Les constructivistes soutiennent habituellement le principe philosophique que les agents sont les auteurs du monde social : la réalité sociale est intersubjective dans la mesure où elle est socialement construite par ces agents. Métathéoriquement, ce principe philosophique implique que la réalité sociale (ontologie) ainsi que la connaissance de celle-ci (épistémologie) soient socialement construites. Ce faisant, ces suppositions préalables avancent une conception discursive ou idéelle des relations internationales et amènent le chercheur à proposer un compte rendu holistique de la problématique agent-structure[33], présumant en effet que les impacts de la structure sociale ne peuvent être réduits à la seule interaction ou à la seule existence d’agents indépendants.

C’est d’ailleurs autour de cette dernière problématique qu’il est possible d’examiner les concepts centraux – culture d’anarchie, de processus et d’identité – que Wendt présente au sein de son ontologie sociale. En utilisant l’apport de la théorie de la structuration et l’interactionnisme symbolique, Wendt plaide en faveur de deux choses : d’abord, en faveur du fait que l’agent et la structure ont un statut ontologique équivalent et qu’ils se constituent mutuellement même si ce sont deux entités distinctes l’une de l’autre[34] ; ensuite, en faveur du fait qu’il n’existe pas, comme il a été noté plus haut, de logique d’anarchie et que la présence d’un système waltzien de « sauve-qui-peut » est plutôt due aux processus, c’est-à-dire aux pratiques continuelles des États en tant qu’agents : l’anarchie ne serait que ce que les États veulent bien en faire[35]. Quoi qu’il inscrive sa pensée à l’intérieur des frontières orthodoxes de la discipline[36], Wendt essaie de développer une interprétation étato-centrée un peu plus malléable que celle des rationalistes : une interprétation qui puisse mieux rendre compte des changements structurels au sein du système international ou permette de mieux les comprendre. Toutefois, comme on cherche à le démontrer ici, l’ontologie constructiviste de Wendt apparaît paradoxalement faire autre chose que de la construction, principalement parce qu’il semble exister dans son constructivisme moderniste une « réalité » a priori, suggérant ainsi la présence de deux discours ontologiques contradictoires au sein même du discours métathéorique.
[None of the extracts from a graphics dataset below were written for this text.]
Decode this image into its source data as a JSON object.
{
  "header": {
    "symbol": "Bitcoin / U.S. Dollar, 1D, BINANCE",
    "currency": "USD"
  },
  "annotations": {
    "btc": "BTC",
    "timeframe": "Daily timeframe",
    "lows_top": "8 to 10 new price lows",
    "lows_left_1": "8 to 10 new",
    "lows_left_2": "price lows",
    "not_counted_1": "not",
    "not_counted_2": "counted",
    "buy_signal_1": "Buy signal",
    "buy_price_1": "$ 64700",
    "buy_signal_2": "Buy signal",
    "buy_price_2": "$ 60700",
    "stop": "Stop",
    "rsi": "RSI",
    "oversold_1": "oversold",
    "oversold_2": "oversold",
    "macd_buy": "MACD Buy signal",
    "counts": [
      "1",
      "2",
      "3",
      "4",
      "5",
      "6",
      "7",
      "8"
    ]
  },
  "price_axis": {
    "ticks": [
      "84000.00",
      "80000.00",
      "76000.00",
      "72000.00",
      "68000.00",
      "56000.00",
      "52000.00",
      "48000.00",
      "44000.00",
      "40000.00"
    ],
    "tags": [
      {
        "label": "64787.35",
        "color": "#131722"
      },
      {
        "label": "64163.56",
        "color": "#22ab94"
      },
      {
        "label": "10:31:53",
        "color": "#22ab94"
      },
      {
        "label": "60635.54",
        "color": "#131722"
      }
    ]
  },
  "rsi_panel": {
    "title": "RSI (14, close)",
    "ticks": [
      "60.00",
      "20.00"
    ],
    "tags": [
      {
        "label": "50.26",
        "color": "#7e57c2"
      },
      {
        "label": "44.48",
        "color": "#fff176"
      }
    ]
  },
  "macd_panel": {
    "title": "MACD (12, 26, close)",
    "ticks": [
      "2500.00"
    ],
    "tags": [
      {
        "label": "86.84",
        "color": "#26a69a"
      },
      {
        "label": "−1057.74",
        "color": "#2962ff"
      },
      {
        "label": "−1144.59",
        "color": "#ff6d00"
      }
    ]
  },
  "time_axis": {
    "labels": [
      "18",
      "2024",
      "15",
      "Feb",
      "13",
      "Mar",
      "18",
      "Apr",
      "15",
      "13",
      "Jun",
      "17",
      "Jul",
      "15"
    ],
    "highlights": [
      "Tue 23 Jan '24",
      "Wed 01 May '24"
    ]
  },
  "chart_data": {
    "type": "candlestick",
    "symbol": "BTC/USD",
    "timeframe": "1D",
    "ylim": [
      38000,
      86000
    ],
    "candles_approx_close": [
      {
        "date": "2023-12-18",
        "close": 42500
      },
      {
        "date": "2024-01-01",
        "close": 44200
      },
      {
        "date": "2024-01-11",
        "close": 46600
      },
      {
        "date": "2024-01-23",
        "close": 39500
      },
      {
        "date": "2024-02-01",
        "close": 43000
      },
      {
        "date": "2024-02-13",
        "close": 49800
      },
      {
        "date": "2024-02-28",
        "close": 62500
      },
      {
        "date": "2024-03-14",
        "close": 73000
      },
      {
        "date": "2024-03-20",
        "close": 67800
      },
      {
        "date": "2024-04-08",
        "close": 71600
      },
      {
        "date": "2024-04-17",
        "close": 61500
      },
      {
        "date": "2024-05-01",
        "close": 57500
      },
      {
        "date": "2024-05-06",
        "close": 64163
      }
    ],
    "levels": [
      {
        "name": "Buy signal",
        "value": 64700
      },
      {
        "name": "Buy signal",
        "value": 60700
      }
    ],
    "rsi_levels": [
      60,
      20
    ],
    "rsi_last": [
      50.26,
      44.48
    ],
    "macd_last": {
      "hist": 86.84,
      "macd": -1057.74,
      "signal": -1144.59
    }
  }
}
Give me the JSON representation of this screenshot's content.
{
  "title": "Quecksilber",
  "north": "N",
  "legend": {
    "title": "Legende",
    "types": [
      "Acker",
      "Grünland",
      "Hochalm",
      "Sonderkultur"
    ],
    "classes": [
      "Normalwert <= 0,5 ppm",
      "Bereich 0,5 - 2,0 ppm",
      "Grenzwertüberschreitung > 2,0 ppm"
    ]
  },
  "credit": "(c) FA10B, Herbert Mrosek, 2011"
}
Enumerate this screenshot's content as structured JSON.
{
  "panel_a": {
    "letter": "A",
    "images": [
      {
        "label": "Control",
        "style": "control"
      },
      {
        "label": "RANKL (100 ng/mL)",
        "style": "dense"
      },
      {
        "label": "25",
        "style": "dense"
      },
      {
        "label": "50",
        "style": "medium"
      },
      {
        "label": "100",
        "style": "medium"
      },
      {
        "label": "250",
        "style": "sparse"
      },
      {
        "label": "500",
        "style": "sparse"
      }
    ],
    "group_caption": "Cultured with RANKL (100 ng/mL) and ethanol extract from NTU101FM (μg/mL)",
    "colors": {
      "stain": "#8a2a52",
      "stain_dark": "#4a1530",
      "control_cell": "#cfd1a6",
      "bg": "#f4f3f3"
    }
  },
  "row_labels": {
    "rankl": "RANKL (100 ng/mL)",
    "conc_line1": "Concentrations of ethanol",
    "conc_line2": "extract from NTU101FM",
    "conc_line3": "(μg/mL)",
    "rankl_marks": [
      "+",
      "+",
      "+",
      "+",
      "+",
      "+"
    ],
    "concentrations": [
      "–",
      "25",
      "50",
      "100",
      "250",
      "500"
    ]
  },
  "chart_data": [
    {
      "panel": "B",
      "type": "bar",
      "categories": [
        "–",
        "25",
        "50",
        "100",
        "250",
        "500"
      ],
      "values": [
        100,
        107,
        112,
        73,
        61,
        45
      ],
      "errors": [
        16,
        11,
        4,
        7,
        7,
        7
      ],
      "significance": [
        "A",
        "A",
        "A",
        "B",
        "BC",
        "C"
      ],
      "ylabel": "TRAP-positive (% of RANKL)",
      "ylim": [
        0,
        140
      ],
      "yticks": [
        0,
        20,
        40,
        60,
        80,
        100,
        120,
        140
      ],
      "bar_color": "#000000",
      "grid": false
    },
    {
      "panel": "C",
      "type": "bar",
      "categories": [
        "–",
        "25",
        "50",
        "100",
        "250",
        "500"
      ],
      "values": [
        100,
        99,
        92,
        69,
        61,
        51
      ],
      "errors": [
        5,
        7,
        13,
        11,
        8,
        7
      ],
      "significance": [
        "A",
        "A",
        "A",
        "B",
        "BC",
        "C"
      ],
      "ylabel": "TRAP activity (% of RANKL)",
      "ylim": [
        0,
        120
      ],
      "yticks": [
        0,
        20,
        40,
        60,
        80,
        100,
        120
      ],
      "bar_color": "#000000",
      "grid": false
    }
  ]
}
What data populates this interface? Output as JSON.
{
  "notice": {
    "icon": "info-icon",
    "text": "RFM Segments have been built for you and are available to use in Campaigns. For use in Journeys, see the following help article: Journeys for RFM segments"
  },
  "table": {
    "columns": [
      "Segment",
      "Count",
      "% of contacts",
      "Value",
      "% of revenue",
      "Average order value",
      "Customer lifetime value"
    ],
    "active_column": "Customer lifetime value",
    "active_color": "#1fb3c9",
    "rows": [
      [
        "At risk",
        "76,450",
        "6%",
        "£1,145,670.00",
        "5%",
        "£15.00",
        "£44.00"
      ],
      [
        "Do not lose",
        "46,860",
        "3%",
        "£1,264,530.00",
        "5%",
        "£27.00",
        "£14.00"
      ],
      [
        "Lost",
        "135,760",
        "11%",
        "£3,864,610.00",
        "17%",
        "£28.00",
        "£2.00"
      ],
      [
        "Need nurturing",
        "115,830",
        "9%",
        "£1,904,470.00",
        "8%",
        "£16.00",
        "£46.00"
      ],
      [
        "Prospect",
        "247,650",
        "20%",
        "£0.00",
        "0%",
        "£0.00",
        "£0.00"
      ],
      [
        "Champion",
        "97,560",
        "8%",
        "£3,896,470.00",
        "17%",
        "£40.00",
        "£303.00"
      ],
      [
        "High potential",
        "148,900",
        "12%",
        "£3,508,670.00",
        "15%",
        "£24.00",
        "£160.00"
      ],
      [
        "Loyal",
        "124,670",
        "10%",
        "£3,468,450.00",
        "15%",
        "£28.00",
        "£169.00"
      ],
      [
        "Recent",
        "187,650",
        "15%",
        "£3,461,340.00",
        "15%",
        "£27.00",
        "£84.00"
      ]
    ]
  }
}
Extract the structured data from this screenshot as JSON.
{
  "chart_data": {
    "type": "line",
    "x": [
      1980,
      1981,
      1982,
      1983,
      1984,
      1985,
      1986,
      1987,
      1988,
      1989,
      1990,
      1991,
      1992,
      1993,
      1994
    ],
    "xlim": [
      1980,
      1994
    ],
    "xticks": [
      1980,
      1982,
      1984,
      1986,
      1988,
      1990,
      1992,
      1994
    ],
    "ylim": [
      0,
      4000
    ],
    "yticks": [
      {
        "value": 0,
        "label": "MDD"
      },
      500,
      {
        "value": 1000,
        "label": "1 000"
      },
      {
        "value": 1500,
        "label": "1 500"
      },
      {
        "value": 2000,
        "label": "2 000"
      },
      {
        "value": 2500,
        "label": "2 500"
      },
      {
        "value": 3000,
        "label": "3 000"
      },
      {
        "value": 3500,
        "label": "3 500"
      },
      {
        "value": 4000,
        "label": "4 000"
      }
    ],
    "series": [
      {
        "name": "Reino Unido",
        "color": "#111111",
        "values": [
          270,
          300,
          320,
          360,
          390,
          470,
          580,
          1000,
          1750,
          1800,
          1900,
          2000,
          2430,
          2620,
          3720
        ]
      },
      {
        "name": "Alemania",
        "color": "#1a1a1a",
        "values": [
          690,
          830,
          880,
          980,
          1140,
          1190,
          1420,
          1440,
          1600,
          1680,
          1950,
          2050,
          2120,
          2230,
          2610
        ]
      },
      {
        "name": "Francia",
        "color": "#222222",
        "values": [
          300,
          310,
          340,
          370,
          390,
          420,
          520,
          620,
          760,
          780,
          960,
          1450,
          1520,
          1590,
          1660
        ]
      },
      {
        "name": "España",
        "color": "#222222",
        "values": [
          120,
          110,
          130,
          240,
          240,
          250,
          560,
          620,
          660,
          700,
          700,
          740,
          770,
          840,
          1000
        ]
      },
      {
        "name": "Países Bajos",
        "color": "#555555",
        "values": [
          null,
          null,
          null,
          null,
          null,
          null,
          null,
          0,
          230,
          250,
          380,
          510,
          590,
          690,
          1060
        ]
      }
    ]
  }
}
Telle que la conçoit Wendt, la structure du système international est comprise comme une culture anarchique dans laquelle sont enlisés des États définis en tant qu’agents. Les États qui se retrouvent dans une culture anarchique seraient donc partiellement construits par celle-ci. Néanmoins, Wendt souligne que ce qui l’intéresse n’est pas tant de savoir comment les éléments (les États) du système international sont construits, que de savoir comment ce système fonctionne[37]. Ayant noté que la structure du système ne possède pas qu’une seule logique, il identifie trois cultures anarchiques différentes – hobbesienne, lockienne et kantienne – ayant chacune sa propre logique et possédant aussi la possibilité d’être internalisée à trois différents degrés : au premier, l’acteur est contraint dans une culture ; au second, l’acteur estime être dans son intérêt de participer à une culture ; au troisième, l’acteur perçoit comme légitime la culture dans laquelle il se trouve. Ce n’est qu’au troisième niveau d’internalisation, écrit Wendt, que la structure a un réel effet de construction sur les acteurs qui la composent[38]. En somme, si neuf possibilités de structures internationales apparaissent possibles[39], seules trois sont vraiment constructivistes (les cultures internalisées au troisième degré), tandis que les six autres sont liées soit à une logique réaliste de puissance (premier degré), soit à une logique instrumentale de calcul coûts/bénéfices (second degré)[40]. L’argumentation proprement constructiviste est très faible à ce niveau dans la mesure où les identités et les intérêts sont plus souvent exogènes au système, que construits par lui. C’est d’ailleurs cette même critique qui est souvent avancée contre les approches rationalistes[41].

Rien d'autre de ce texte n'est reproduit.